A Condensed Core Exercise Regime (lasting 8 minutes) Triggers Greater Fat Burn Than an Hour's Worth of Abdominal Crunches Specific to Individuals Over the Age of 50
Eight-Minute Core Workout Boosts Longevity for Men Over 50
A fitness professional, Rachel Pieroni, has designed an effective eight-minute core workout that targets the entire core and burns more fat than an hour of traditional crunches. The workout is recommended for men over 50 for longevity.
The routine consists of performing a sequence of exercises twice through for a total of eight minutes. One example exercise is the Barrel Crawl, which engages multiple core muscles simultaneously.
To perform a Barrel Crawl, begin in a high plank position with hands under shoulders, feet hip-width apart. Keep your neck neutral, gaze slightly forward, and engage your core strongly. Climb down to your right forearm, then left forearm, moving into a forearm plank. Reverse the movement to return to high plank. Keep your hips stable and avoid twisting them during the motion. Perform 8 to 12 reps or for 30 seconds.
This type of movement targets core stabilizers that support posture, balance, and overall functional independence—muscles that weaken with age if not trained comprehensively. By involving these stabilizers and incorporating dynamic and isometric muscle engagement, this workout helps burn more fat compared to doing only crunches, which mostly isolate the rectus abdominis without addressing the full core.
The full 8-minute routine includes additional exercises beyond barrel crawls. Pieroni's routine also includes Russian Twists With Weights and Supermans. The Sit-up With Overhead Press, Shoulder Taps, Alternating Jack-Knife Sit-ups, and Side Plank With Twist exercises are also recommended for men over 50 for longevity.
The core includes the rectus abdominis, transversus abdominis, internal and external obliques, diaphragm, erector spinae, pelvic floor muscles, and multifidus. The Side Plank With Twist exercise targets the core and promotes balance and stability, while Supermans strengthen the back, core, and the entire posterior chain, targeting the erector spinae muscles, glutes, hamstrings, and multifidus.
The workout emphasizes combining plank variations and other moves that activate all core components, especially deeper stabilizers like the transversus abdominis, multifidus, pelvic floor muscles, and erector spinae. This integrated approach not only sculpts the core but also enhances functional strength and metabolism, yielding better fat-burning results than crunches alone.
Having strong stabilizer muscles plays a vital role in functional independence. As you age, your stabilizer muscles begin to weaken, resulting in reduced postural stability. By training these muscles, you can improve your balance, coordination, and injury prevention.
Rachel Pieroni is a NASM CPT and operations manager for Pure Barre. The eight-minute core workout she has designed is a great addition to any fitness routine for men over 50 looking to improve their core strength, boost their metabolism, and enhance their overall health and longevity.

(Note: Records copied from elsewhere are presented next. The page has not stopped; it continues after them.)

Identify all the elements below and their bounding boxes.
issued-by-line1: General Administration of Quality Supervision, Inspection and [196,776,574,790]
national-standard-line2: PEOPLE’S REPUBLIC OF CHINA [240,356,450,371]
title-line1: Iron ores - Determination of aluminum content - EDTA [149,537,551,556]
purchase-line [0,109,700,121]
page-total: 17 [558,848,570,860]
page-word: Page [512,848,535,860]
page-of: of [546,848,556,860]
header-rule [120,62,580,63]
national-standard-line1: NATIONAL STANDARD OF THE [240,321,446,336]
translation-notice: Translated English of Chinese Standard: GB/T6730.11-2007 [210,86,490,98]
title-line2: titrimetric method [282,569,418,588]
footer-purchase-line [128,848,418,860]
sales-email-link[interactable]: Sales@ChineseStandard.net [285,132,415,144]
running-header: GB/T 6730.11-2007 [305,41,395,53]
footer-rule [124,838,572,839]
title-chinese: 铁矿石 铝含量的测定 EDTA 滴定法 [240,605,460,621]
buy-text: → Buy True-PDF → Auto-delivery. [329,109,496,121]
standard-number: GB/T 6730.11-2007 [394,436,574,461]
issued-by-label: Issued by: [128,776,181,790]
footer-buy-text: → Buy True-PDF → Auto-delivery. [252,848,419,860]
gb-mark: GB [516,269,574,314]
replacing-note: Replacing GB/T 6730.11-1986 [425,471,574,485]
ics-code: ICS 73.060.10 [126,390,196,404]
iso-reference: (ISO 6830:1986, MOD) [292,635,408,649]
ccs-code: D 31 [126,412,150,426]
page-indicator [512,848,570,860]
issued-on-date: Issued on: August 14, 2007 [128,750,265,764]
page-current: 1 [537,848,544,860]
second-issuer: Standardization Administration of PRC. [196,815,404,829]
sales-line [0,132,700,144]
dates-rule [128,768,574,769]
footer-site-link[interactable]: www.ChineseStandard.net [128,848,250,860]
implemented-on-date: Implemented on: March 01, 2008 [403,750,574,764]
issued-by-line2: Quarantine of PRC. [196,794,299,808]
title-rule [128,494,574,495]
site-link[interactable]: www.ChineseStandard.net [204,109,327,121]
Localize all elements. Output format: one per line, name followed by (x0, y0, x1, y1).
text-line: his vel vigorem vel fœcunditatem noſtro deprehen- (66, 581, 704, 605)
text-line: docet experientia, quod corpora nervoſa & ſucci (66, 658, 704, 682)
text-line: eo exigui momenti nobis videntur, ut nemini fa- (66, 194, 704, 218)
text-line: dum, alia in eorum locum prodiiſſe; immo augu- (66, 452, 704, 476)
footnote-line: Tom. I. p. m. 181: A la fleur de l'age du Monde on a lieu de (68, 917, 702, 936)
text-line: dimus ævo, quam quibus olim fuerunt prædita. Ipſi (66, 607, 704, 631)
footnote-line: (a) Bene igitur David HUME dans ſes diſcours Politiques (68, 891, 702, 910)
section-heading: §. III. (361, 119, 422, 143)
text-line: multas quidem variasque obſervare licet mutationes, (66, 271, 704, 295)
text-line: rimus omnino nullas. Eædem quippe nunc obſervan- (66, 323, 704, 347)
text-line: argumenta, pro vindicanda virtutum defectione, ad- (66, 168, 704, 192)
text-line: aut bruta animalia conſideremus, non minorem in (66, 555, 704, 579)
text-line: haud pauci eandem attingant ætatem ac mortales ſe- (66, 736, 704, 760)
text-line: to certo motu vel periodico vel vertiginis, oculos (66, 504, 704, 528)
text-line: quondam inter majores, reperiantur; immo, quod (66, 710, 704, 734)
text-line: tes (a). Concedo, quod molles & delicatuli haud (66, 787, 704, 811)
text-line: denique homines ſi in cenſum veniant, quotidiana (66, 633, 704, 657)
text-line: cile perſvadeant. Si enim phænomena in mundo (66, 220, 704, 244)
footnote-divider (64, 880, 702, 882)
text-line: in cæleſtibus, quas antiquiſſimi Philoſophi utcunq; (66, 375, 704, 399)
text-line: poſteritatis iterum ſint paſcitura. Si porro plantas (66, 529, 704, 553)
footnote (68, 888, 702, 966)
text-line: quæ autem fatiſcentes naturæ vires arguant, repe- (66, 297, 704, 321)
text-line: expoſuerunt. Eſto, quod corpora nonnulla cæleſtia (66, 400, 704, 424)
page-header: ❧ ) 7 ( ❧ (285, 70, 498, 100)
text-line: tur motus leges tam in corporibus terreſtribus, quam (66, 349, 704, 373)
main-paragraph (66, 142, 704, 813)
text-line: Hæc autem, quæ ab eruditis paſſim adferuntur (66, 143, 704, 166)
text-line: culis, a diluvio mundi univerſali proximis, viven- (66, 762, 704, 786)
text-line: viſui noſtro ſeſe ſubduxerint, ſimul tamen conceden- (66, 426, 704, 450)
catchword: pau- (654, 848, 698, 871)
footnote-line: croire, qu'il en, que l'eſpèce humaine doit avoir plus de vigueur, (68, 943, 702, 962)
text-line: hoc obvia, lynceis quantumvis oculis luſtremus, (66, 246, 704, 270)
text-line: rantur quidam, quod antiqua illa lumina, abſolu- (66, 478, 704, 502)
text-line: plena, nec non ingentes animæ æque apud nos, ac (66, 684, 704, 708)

- The eight-minute core workout designed by fitness professional Rachel Pieroni aims to boost longevity in men over 50.
- The workout incorporates exercises like the Barrel Crawl, Russian Twists With Weights, Supermans, and others, targeting the entire core, including deep stabilizers like the transversus abdominis and multifidus.
- By strengthening the core and stabilizer muscles, men over 50 can enhance their functional strength, improve balance, and reduce the risk of injuries, contributing to better health and longevity.
- This workout, emphasizing a combination of plank variations and other core exercises, proves a beneficial addition to any health-and-wellness or fitness-and-exercise routine for men looking to improve their fitness levels and prolong their lives.